Everything You Need to Know About Fatal Familial Insomnia

If you struggle with insomnia, you may have wondered how long you can go without sleeping. You may be relieved to hear that new evidence shows typical insomnia won’t shorten your life. 

But there’s one type of insomnia that leads to death. It’s called “fatal familial insomnia,” and it’s incredibly rare. Let’s take a closer look at this unusual condition. 

What causes fatal familial insomnia?

Even though it has “insomnia” in its name, fatal familial insomnia isn’t a sleep disorder. 

Fatal familial insomnia is a type of brain illness that prions cause. Prions are misfolded proteins that can “infect” or transfer their misshapen forms onto normal proteins. When this happens, a person develops a prion disease.

Prion diseases lead to damage in the brain. In fatal familial insomnia, the thalamus and medulla oblongata (parts of the brain) slowly start to break down and eventually die. As this happens, people experience symptoms of fatal familial insomnia. The symptoms get worse as the brain gets sicker.

How common is fatal familial insomnia?

Fatal familial insomnia is extremely rare. People with fatal familial insomnia form prions because of a genetic mutation in their PRNP gene. 

That means fatal familial insomnia passes down from generation to generation within families. Only about 70 families in the entire world carry the mutation for fatal familial insomnia.

Very rarely, someone who doesn’t have the PRNP gene mutation can develop the prion disease that causes fatal insomnia. This is called “sporadic fatal insomnia” to differentiate it from fatal familial insomnia. But despite the differences in names, the symptoms and outcomes are the same. Only about two dozen cases of sporadic fatal insomnia have been reported.

What are the symptoms of fatal familial insomnia?

The most common symptom of fatal familial insomnia is a sleep disturbance — mainly trouble sleeping and insomnia. Other symptoms include:

• Daytime sleepiness

• Rapid onset of dementia and memory loss

• Fast heart rate

• Excessive sweating

• Muscle spasms

• Seizures

• High blood pressure

• Double vision

• Sexual dysfunction

• Constipation

• Mood changes

• Weight loss

People usually develop symptoms between 50 and 60 years old. Symptoms tend to get worse over 6 to 12 months. 

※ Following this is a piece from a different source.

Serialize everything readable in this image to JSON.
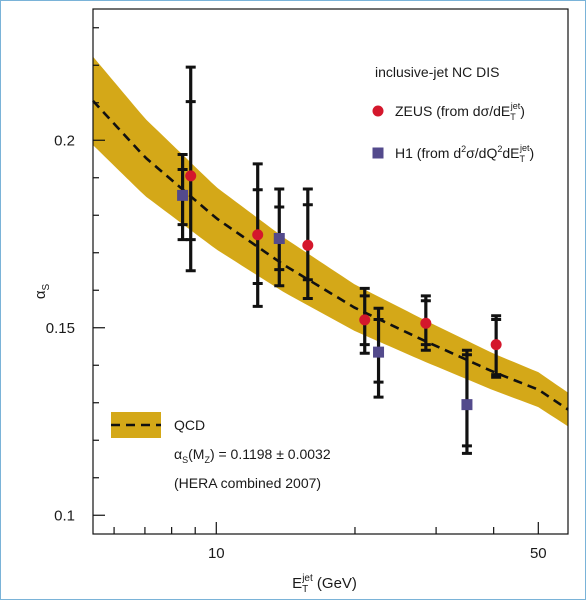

As time goes on, people have difficulty with balance and walking. And they develop more severe dementia, confusion, and even hallucinations. Within about 1 to 3 years, people die from this condition. 

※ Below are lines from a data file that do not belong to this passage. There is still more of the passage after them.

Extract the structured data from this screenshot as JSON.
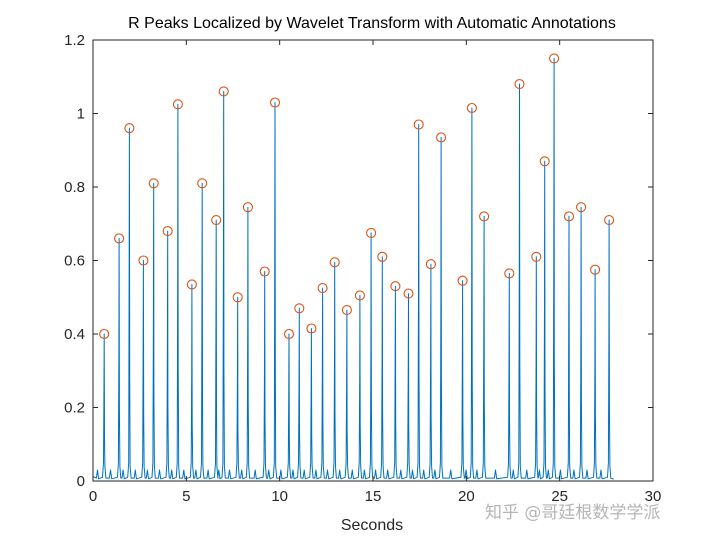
{
  "chart_data": {
    "type": "line",
    "title": "R Peaks Localized by Wavelet Transform with Automatic Annotations",
    "xlabel": "Seconds",
    "ylabel": "",
    "xlim": [
      0,
      30
    ],
    "ylim": [
      0,
      1.2
    ],
    "xticks": [
      0,
      5,
      10,
      15,
      20,
      25,
      30
    ],
    "yticks": [
      0,
      0.2,
      0.4,
      0.6,
      0.8,
      1,
      1.2
    ],
    "xtick_labels": [
      "0",
      "5",
      "10",
      "15",
      "20",
      "25",
      "30"
    ],
    "ytick_labels": [
      "0",
      "0.2",
      "0.4",
      "0.6",
      "0.8",
      "1",
      "1.2"
    ],
    "grid": false,
    "series": [
      {
        "type": "line",
        "color": "#0072BD",
        "description": "wavelet-transformed ECG signal"
      },
      {
        "type": "scatter",
        "marker": "circle-open",
        "color": "#D95319",
        "description": "automatic R peak annotations"
      }
    ],
    "peaks": {
      "x": [
        0.6,
        1.4,
        1.95,
        2.7,
        3.25,
        4.0,
        4.55,
        5.3,
        5.85,
        6.6,
        7.0,
        7.75,
        8.3,
        9.2,
        9.75,
        10.5,
        11.05,
        11.7,
        12.3,
        12.95,
        13.6,
        14.3,
        14.9,
        15.5,
        16.2,
        16.9,
        17.45,
        18.1,
        18.65,
        19.8,
        20.3,
        20.95,
        22.3,
        22.85,
        23.75,
        24.2,
        24.7,
        25.5,
        26.15,
        26.9,
        27.65
      ],
      "y": [
        0.4,
        0.66,
        0.96,
        0.6,
        0.81,
        0.68,
        1.025,
        0.535,
        0.81,
        0.71,
        1.06,
        0.5,
        0.745,
        0.57,
        1.03,
        0.4,
        0.47,
        0.415,
        0.525,
        0.595,
        0.465,
        0.505,
        0.675,
        0.61,
        0.53,
        0.51,
        0.97,
        0.59,
        0.935,
        0.545,
        1.015,
        0.72,
        0.565,
        1.08,
        0.61,
        0.87,
        1.15,
        0.72,
        0.745,
        0.575,
        0.71
      ]
    }
  },
  "watermark": {
    "text": "知乎 @哥廷根数学学派"
  }
}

It’s important to point out that the early symptoms of fatal familial insomnia aren’t specific and can happen with many other conditions. So if you’re experiencing trouble sleeping, talk to your healthcare provider. It’s likely that there’s a different, more common reason for your symptoms.

How do you diagnose fatal familial insomnia?

Diagnosing fatal familial insomnia can be challenging because the condition is so rare. And the symptoms can be similar to those in other conditions. 

Experts developed a set of criteria that helps determine which people should have testing for fatal familial insomnia. If someone meets these criteria, healthcare providers will order tests to confirm the diagnosis. These tests can include: 

• Magnetic resonance imaging (MRI) of the brain 

• Cerebral spinal fluid testing 

• Electroencephalogram (EEG)

• Positron emission tomography (PET scan)

• Genetic testing for PRNP gene mutations

Is there a cure for fatal familial insomnia?

There’s no cure for fatal familial insomnia. As the name implies, there’s no way to survive the condition. On average, people live with the condition for 18 months. 

Medication can help ease symptoms. Healthcare providers can offer medication to help manage seizures and muscle spasms. Sleep aid medication can be helpful for some people with fatal familial insomnia, but it doesn’t work for everyone.